“别说什么可以两份工作一起,我不同意,”伯爵继续复述道,“一个人做这种工作都不行。别问为什么,我宁可她嫁人,都不会让她去做你们的工作。”

    管家罕见的沉默了一下。

    “所以,这就是您回来就督促小姐结婚的原因?”

    伯爵听到这个问题,有点尴尬的搓了搓手。

    “啊…这个…那个…”他结巴了几句,想到什么,又理直气壮起来,“我这是为她好!不用工作是多美妙的事情啊!”

    “…对您来说是美妙的事情吧?”管家一语中的,犀利的点出了中心。

    伯爵假模假样的咳嗽了两声,装作没听见的样子拿起了文件。

    “下一样是什么来着?”他拿腔做调的说,“建筑材料与施工方向?用钢筋混凝土是不是不太好?”

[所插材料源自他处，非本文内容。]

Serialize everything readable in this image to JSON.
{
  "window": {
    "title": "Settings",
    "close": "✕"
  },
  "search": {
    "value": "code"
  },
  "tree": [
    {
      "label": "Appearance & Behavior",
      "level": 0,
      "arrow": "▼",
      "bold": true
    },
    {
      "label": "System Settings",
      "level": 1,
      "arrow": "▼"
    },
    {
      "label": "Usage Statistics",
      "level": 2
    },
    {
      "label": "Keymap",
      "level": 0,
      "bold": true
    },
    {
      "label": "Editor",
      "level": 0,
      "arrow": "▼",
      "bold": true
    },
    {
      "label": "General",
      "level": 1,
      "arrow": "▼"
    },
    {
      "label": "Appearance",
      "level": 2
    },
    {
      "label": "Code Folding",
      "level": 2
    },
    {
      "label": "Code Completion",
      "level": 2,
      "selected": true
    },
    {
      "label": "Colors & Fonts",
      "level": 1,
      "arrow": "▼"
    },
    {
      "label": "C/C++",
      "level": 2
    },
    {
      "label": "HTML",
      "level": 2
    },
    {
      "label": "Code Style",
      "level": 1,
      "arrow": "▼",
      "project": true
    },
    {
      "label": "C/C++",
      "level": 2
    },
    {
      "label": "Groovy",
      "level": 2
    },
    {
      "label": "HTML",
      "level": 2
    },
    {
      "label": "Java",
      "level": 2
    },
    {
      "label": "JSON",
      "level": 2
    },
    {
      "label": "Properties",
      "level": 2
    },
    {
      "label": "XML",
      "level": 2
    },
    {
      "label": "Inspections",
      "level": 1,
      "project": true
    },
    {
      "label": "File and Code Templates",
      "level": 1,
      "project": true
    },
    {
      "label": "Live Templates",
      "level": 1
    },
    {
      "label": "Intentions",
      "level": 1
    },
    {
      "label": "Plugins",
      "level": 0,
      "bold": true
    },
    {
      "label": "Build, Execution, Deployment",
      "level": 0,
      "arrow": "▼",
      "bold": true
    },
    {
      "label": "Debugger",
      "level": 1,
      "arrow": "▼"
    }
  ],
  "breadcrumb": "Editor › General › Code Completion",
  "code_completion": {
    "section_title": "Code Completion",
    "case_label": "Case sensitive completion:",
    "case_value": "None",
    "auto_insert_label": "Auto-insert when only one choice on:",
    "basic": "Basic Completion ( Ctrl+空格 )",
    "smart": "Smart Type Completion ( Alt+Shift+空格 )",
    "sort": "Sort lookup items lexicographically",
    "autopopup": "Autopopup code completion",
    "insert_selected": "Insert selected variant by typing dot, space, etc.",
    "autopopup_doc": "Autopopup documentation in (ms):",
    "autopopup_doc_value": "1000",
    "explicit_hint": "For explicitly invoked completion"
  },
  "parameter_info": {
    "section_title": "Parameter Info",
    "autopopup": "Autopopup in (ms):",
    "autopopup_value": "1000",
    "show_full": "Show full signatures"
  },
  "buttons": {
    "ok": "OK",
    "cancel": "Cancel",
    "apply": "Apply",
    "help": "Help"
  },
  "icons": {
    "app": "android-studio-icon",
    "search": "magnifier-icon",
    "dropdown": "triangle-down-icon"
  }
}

    而在另一边,被伯爵惦记着的艾琳娜并非那样好运。

    将这位伟大的继承人小姐轻轻放回床上,抱着手中的盒子,小偷伊夫林几乎要跳起舞来。

    他手里抱着的可不是什么普通的日记,也不是珠宝。

    那是他的未来!

    想想吧,那位的继承人,一定在幼年时期就干出过一些见不得人的事情。

    而且据说还有人陪着她,引导她这样做。

    握住了继承人的把柄,未来几乎唾手可得!

    幻想着梦寐以求的奢华生活,挥斥方遒的日子,从前伏地做小的那些都再也不算什么了。

    他慢慢往下滑,几乎像踩在棉花上一样。这不是什么寻常的台子,简直是他通向未来的康庄大道啊!

    一个脚抖,他差点摔下去。

    他稳了稳心神,将东西往兜里塞了塞,宝贝似的拉了拉衣服,再往下翻去。

    还难得的给了点钱,蹭了最后一趟夜间的公共马车。

    一路小跑回了家,他几乎是相当谨慎地先洗了手。

    然后点起了烛火,估算了一下距离,保证这点火不会把本子烧掉。

    然后才像是打开一件放满珍贵珠宝的匣子一样,虔诚的将盖子掀开。

    当时想着赶紧走,把本子往盒子里一放就合上了,匆忙间也没怎么注意这些东西。

    所以他并没有发现,这本子比他在艾琳娜桌上看见的,更厚上一点。

    他摸了摸封皮,确认了姓名,然后再搓了搓手,往后翻去。

    第一页,全是速写。

    他又翻。

    还是速写。

    伊夫林翻了大半本才看见一行字。

    “爸爸给了我一本新本子,”幼年的继承人这样宣布,“从此这就是我的日记本了。废物利用。”

    他松了口气,庆幸自己没拿错本子。

    小伙伴的消息是可靠的。

    然后再往下看去。

    “工作,”继承人写道,“为什么我爱工作!这完全都是因为我的爱好和工作产生了重叠!”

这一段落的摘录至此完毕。